You might think that I’d continue our conversation about tropes with a discussion of villainous clique leaders like Regina George from Mean Girls. And while this trope is certainly problematic, and one I plan to touch on in the future, let’s skip the Alpha Bitch for now and roll to her sidekick: The Beta Bitch.

Who is she?

While the chart above shows a few different high school movie tropes, the Beta Bitch is the sidekick role. She’s not the character with the funny one-liners, the narrator with the heart of gold, or the totally hot and evil villain. Instead, she’s the villain’s best friend. At times, she’s portrayed as well-meaning, like Gretchen Wieners from Mean Girls. Other times, she’s just desirous of that coveted “best friend” spot, like Penelope from Gossip Girl. There’s also the Beta Bitch that’s eager to take over the role of the Alpha (see: Heathers), and the one that might be the second-in-command but is even eviler than the Queen Bee – like Miranda from As Told By Ginger or Santana from Glee.

What’s wrong with the trope?

The Beta Bitch trope enforces the idea that there’s a hierarchy among women. It also gives viewers and readers the notion that friendships between women aren’t meaningful and wholesome, but rather competition. In reality, female friendships are much more complex. While there are certainly catty individuals out there, genuine friendships aren’t about being the boss.

But the entire concept of the Beta Bitch is even more damaging once you peer beneath the surface. The Beta is often viewed as a kinder, gentler version of the Alpha. To impressionable viewers, this is a sign that women in control are bitches, and that females who follow are generally more well-meaning. There are, of course, the occasions where the Beta is crueler than the Alpha, or secretly wishes to do her in and take over her empire. This signals a stereotype that women are superficially competitive and will do anything to be on top amongst their peers.

Speaking of competition, a major plot point of many teen dramas centers around the group vying for the role of Beta.  Generally, the “interloper” figure – like Cady from Mean Girls or Vylette from Jawbreaker – pushes the original Beta out of the way. The popularity then gets to her head, and she finds herself encroaching on Alpha territory, and making an enemy out of the girl whose friendship she desired all along. While it’s engrossing to watch the rise and fall of any main character, there are all sorts of things wrong with this presentation. It draws many questions: Is wanting to be popular really such a bad and shallow thing? Is it really possible for only one girl the be the queen bee?

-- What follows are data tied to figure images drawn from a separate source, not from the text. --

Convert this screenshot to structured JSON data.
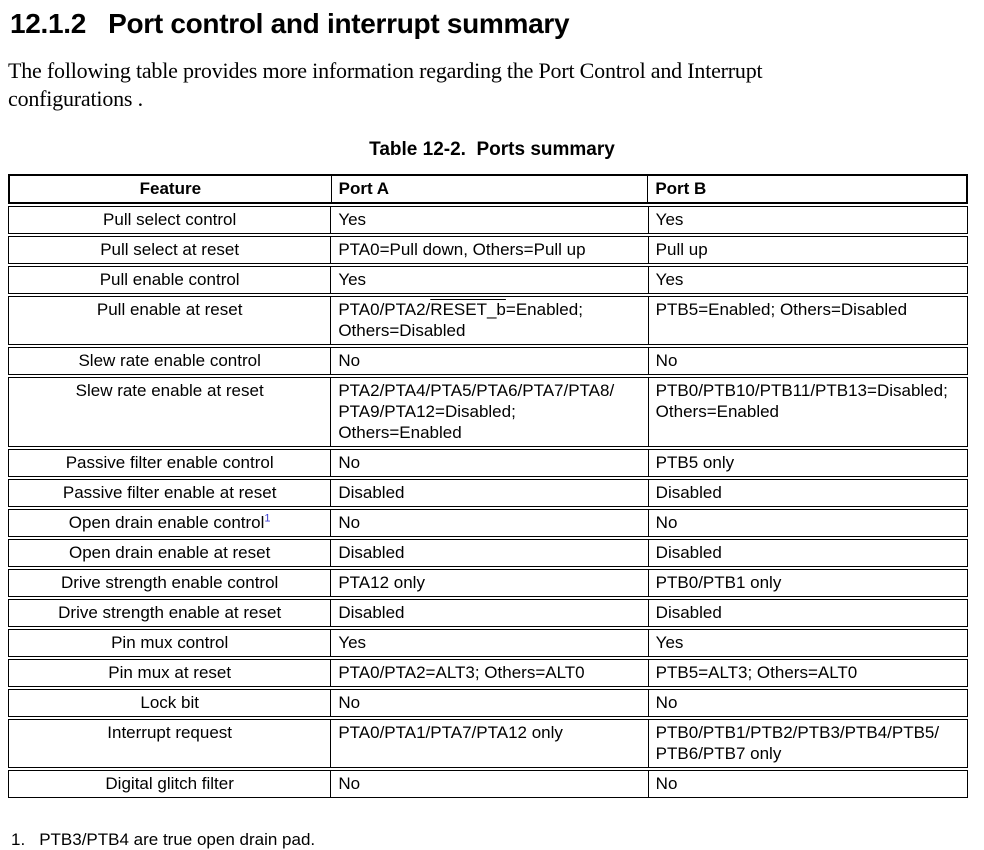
{
  "page": {
    "section_number": "12.1.2",
    "section_title": "Port control and interrupt summary",
    "intro_paragraph": "The following table provides more information regarding the Port Control and Interrupt\nconfigurations .",
    "table_caption": "Table 12-2.  Ports summary",
    "footnote_number": "1.",
    "footnote_text": "PTB3/PTB4 are true open drain pad."
  },
  "table": {
    "headers": {
      "feature": "Feature",
      "port_a": "Port A",
      "port_b": "Port B"
    },
    "rows": [
      {
        "feature": "Pull select control",
        "port_a": "Yes",
        "port_b": "Yes"
      },
      {
        "feature": "Pull select at reset",
        "port_a": "PTA0=Pull down, Others=Pull up",
        "port_b": "Pull up"
      },
      {
        "feature": "Pull enable control",
        "port_a": "Yes",
        "port_b": "Yes"
      },
      {
        "feature": "Pull enable at reset",
        "port_a_pre": "PTA0/PTA2/",
        "port_a_overline": "RESET_b",
        "port_a_post": "=Enabled;\nOthers=Disabled",
        "port_b": "PTB5=Enabled; Others=Disabled"
      },
      {
        "feature": "Slew rate enable control",
        "port_a": "No",
        "port_b": "No"
      },
      {
        "feature": "Slew rate enable at reset",
        "port_a": "PTA2/PTA4/PTA5/PTA6/PTA7/PTA8/\nPTA9/PTA12=Disabled; Others=Enabled",
        "port_b": "PTB0/PTB10/PTB11/PTB13=Disabled;\nOthers=Enabled"
      },
      {
        "feature": "Passive filter enable control",
        "port_a": "No",
        "port_b": "PTB5 only"
      },
      {
        "feature": "Passive filter enable at reset",
        "port_a": "Disabled",
        "port_b": "Disabled"
      },
      {
        "feature": "Open drain enable control",
        "footnote_ref": "1",
        "port_a": "No",
        "port_b": "No"
      },
      {
        "feature": "Open drain enable at reset",
        "port_a": "Disabled",
        "port_b": "Disabled"
      },
      {
        "feature": "Drive strength enable control",
        "port_a": "PTA12 only",
        "port_b": "PTB0/PTB1 only"
      },
      {
        "feature": "Drive strength enable at reset",
        "port_a": "Disabled",
        "port_b": "Disabled"
      },
      {
        "feature": "Pin mux control",
        "port_a": "Yes",
        "port_b": "Yes"
      },
      {
        "feature": "Pin mux at reset",
        "port_a": "PTA0/PTA2=ALT3; Others=ALT0",
        "port_b": "PTB5=ALT3; Others=ALT0"
      },
      {
        "feature": "Lock bit",
        "port_a": "No",
        "port_b": "No"
      },
      {
        "feature": "Interrupt request",
        "port_a": "PTA0/PTA1/PTA7/PTA12 only",
        "port_b": "PTB0/PTB1/PTB2/PTB3/PTB4/PTB5/\nPTB6/PTB7 only"
      },
      {
        "feature": "Digital glitch filter",
        "port_a": "No",
        "port_b": "No"
      }
    ]
  }
}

And then there’s the fact that there’s often nothing to the Beta figure aside from the fact that she’s a beta, a follower. Take Gretchen from Mean Girls. Even after her problematic group crumbles apart, she moves on to beta-ing for another social queen. There are certainly people who are followers rather than leaders, but it’s lazy writing to assume a sidekick is just, well …a sidekick. (No hate to Mean Girls, though. I don’t care how shitty tropes are. I friggin’ love that movie.)

Finally, the trope is messed up because it pushes the stereotype that women are cliquey. The Alpha and Beta girls are often the closest in their girl group, which is usually already small, to begin with. They only deem a few “worthy” of their friendship, and one another worthy of any display of genuine affection or special treatment. In reality, friend groups, including sororities, have complex dynamics within them. It’s possible for a group of best friends to all actually be best friends.

What’s being done to combat the trope?

Well, you can look at this one of two ways. For instance, take Gossip Girl. You might view Serena and Blair’s constant competition to be Alpha as subversive. After all, neither of them is the true Beta, and both are strong characters with their own unique goals, dreams, and fashion senses. On the other hand, it just reinforces the damaging idea that there is constant competition within female friendships.

We can also examine parodies like YouTube’s The Most Popular Girls in School. The show, featuring mutated Barbies, mocks high school stereotypes as often portrayed in media, including the Alpha/Beta dynamic in girl groups. (Awesomely enough, Brittany and Mackenzie both fulfill the trope and have a genuine, though toxic, friendship.)

There are also a lot of good books and movies out there that show groups of women that embrace one another and don’t vie for first place. Though there are definitely problems with some of these friendships and some of their storylines, the relationships between women in The Sisterhood of the Traveling Pants by Ann Brashares, HBO’s Sex and the City, and popular 90s sitcom Friends are pretty empty of this trope.


The Beta Bitch trope might show that it’s better to lead than to follow, but it does a disservice to a lot of insecure teenage girls out there who just want to have friends. It also enforces stereotypes about competition between women and makes it seem as if none of our friendships are truly genuine. Finally, it leads viewers to believe that a quest to be well-liked is shallow when in reality there’s nothing wrong with wanting to have lots of friends. Yeah, this trope is in all of my favorite teen movies. But it’s still something we should examine rather than just straight up accept.